Of more immediate concern, Monetary Disorder is fostering unsound markets.  Commodities markets are increasingly unstable.  The bond market succumbed to distortions, speculative excess and, more recently, a short-squeeze and is now vulnerable to a destabilizing jump in rates.  And even today’s strong employment data and rate rise could not slow the dollar’s descent.  The stock market has lunged higher in a bout of euphoria, hedge unwinding, and short-covering.  Extrapolations and daydreams of protracted bull markets are setting the stage for disappointment and worse. 

And unlike 2001 or even 2003, there is today a growing list of parties fully cognizant that they are being hurt be inflation.  From drivers to homeowners to businesses, energy costs are biting. Housing affordability has become a major issue for millions; the cost and availability of medical care for tens of millions. 

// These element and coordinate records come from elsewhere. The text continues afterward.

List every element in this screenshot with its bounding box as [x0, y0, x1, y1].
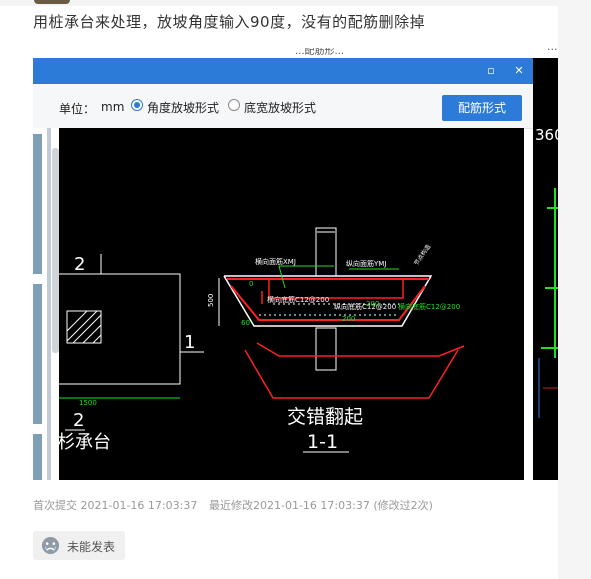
screenshot-image: ...配筋形... ... 360 ▫ ✕ 单位： mm 角度放坡形式 底宽放坡…: [33, 48, 558, 480]
background-top-right: ...: [547, 48, 558, 53]
label-spacing: 200: [366, 300, 379, 308]
unit-label: 单位：: [59, 102, 96, 116]
vertical-scrollbar[interactable]: [52, 148, 59, 353]
left-panel-separator: [47, 128, 51, 480]
plan-mark-bottom: 2: [73, 410, 84, 431]
pile-cap-dialog: ▫ ✕ 单位： mm 角度放坡形式 底宽放坡形式 配筋形式 2 1 1500 2…: [33, 58, 533, 480]
plan-view: 2 1 1500 2 杉承台: [59, 254, 204, 453]
left-panel-bar: [33, 434, 42, 480]
section-label: 1-1: [307, 431, 338, 453]
label-longitudinal-top: 纵向面筋YMJ: [346, 259, 386, 268]
plan-mark-right: 1: [184, 332, 195, 353]
unit-value: mm: [101, 100, 125, 114]
background-top-label: ...配筋形...: [295, 48, 345, 57]
dialog-title-bar[interactable]: ▫ ✕: [33, 58, 533, 84]
plan-caption: 杉承台: [59, 432, 111, 453]
dim-height: 500: [207, 294, 215, 307]
drawing-canvas: 2 1 1500 2 杉承台 横向面筋XMJ 纵向面筋YMJ 横向底筋C12@2…: [59, 128, 524, 480]
question-text: 用桩承台来处理，放坡角度输入90度，没有的配筋删除掉: [33, 13, 426, 31]
lower-section: [244, 349, 459, 399]
radio-width-slope[interactable]: [228, 99, 240, 111]
radio-angle-slope-label[interactable]: 角度放坡形式: [147, 99, 219, 116]
pile-square: [66, 310, 102, 344]
edge-note: 节点构造: [412, 243, 432, 267]
reinforcement-form-button[interactable]: 配筋形式: [442, 95, 522, 121]
pile-hatch: [66, 310, 102, 344]
dim-angle: 60: [241, 319, 250, 327]
top-strip: [0, 0, 591, 6]
close-icon[interactable]: ✕: [510, 62, 528, 80]
plan-outline: [59, 273, 181, 385]
maximize-icon[interactable]: ▫: [482, 62, 500, 80]
label-horizontal-bottom: 横向底筋C12@200: [267, 295, 329, 304]
left-panel-bar: [33, 134, 42, 274]
plan-dim-text: 1500: [79, 399, 97, 407]
column-top: [315, 227, 337, 277]
label-horizontal-top: 横向面筋XMJ: [255, 257, 296, 266]
side-number: 360: [535, 126, 558, 144]
sad-face-icon: [41, 536, 60, 555]
radio-width-slope-label[interactable]: 底宽放坡形式: [244, 99, 316, 116]
avatar: [34, 0, 70, 4]
cad-drawing: 2 1 1500 2 杉承台 横向面筋XMJ 纵向面筋YMJ 横向底筋C12@2…: [59, 227, 465, 453]
radio-angle-slope[interactable]: [131, 99, 143, 111]
last-modified-time: 最近修改2021-01-16 17:03:37 (修改过2次): [209, 499, 433, 512]
right-margin: [558, 0, 591, 579]
pile-bottom: [315, 327, 337, 371]
dialog-toolbar: 单位： mm 角度放坡形式 底宽放坡形式 配筋形式: [33, 84, 533, 129]
left-panel: [33, 128, 59, 480]
label-rebar-spec: 横向底筋C12@200: [398, 302, 460, 311]
first-submit-time: 首次提交 2021-01-16 17:03:37: [33, 499, 198, 512]
dim-small-2: 200: [342, 315, 355, 323]
left-panel-bar: [33, 284, 42, 424]
section-view: 横向面筋XMJ 纵向面筋YMJ 横向底筋C12@200 纵向底筋C12@200 …: [207, 227, 465, 453]
dim-small: 0: [249, 280, 253, 288]
plan-mark-top: 2: [74, 254, 85, 275]
background-cad-strip: 360: [533, 58, 558, 480]
section-title: 交错翻起: [287, 406, 363, 428]
unable-to-post-label: 未能发表: [67, 540, 116, 554]
background-cad-lines: 360: [535, 126, 558, 418]
unable-to-post-button[interactable]: 未能发表: [33, 531, 125, 560]
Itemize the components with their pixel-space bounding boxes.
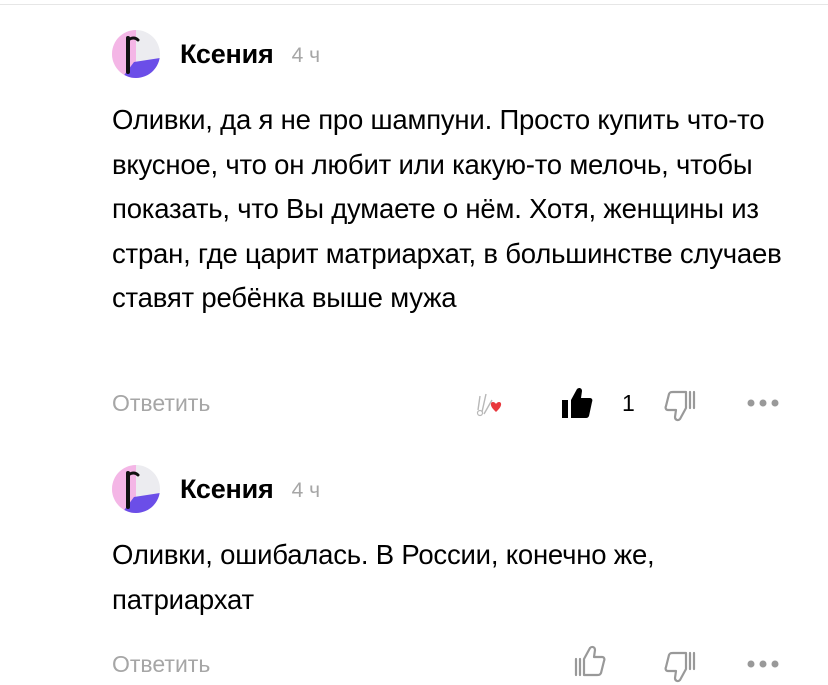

Importantly, the weak dollar has become a cause for serious concern.  Asian central bankers are rightfully nervous, as surging energy and commodity costs along with unwieldy liquidity create great inflation and economic uncertainty.  The ECB is on guard to heightened inflationary pressures, appreciating the risks associated with prolonged energy and commodity price inflation in the event of continued dollar weakness.  Expect European political leaders to become increasingly vocal critics of U.S. budget and trade deficits.  No longer will our Credit inflation and dollar devaluation go unnoticed or be appreciated.  Blather that our massive current account deficits are caused by foreign inflows and the attractiveness of U.S. investment will not go unanswered.

Reiterating analysis from previous Bulletins, history provides some clarity with regard to the nature of inflation cycles: once unleashed, inflation becomes only more difficult to control and there are always hopes that just a little more will suffice.  Few initially recognize the eventual costs, while many clamor and yearn for the perceived benefits.  Politicians adore inflation, at least until their constituents learn to abhor it.  Over time inflation’s losers become more attentive and the detriment more conspicuous.  For society as a whole, the insidious effects of debt and inflation spawn angst, animosity, and polarization.  Globally, the redistribution of wealth foments acrimony and conflict. 

Today, our administration is understandably ecstatic with the prospect of four more years.  And they would surely be content with four additional years of reflation and attendant dollar debasement.  But our foreign creditors are being impaired and must be losing patience.  Meanwhile, global central bankers are coming to grips with the prospect of ongoing dollar weakness and the associated increasingly unwieldy liquidity and pricing environment.  Monetary Disorder has become manifest.  And, let’s not forget, the U.S. bond Bubble.   It appears that the transition away from the aberrational “weak dollar is good for bonds” period has begun, with unclear but potentially significant consequences.  Myriad issues for bond holders now include foreign selling, rising risk and inflation premiums, speculative unwinding, derivative-related selling and policymakers much more attune to the needs of the economy and stock market. 

Why do I have the sense that it is only a matter of time until the administration’s agenda is placed on the back burner to deal with more pressing issues such as financial and economic instability, or even the dollar’s role as the world’s reserve currency?  The scenario I find most troubling is an oblivious policymaking team steadfast in its pursuit of a legacy, stubbornly refusing to accept reality, and in no position or having any inclination to cooperate with our global partners.  And it is a tragedy that our nation will face its next crisis so ill-prepared and polarized, and in this regard there is certainly plenty of blame to spread around.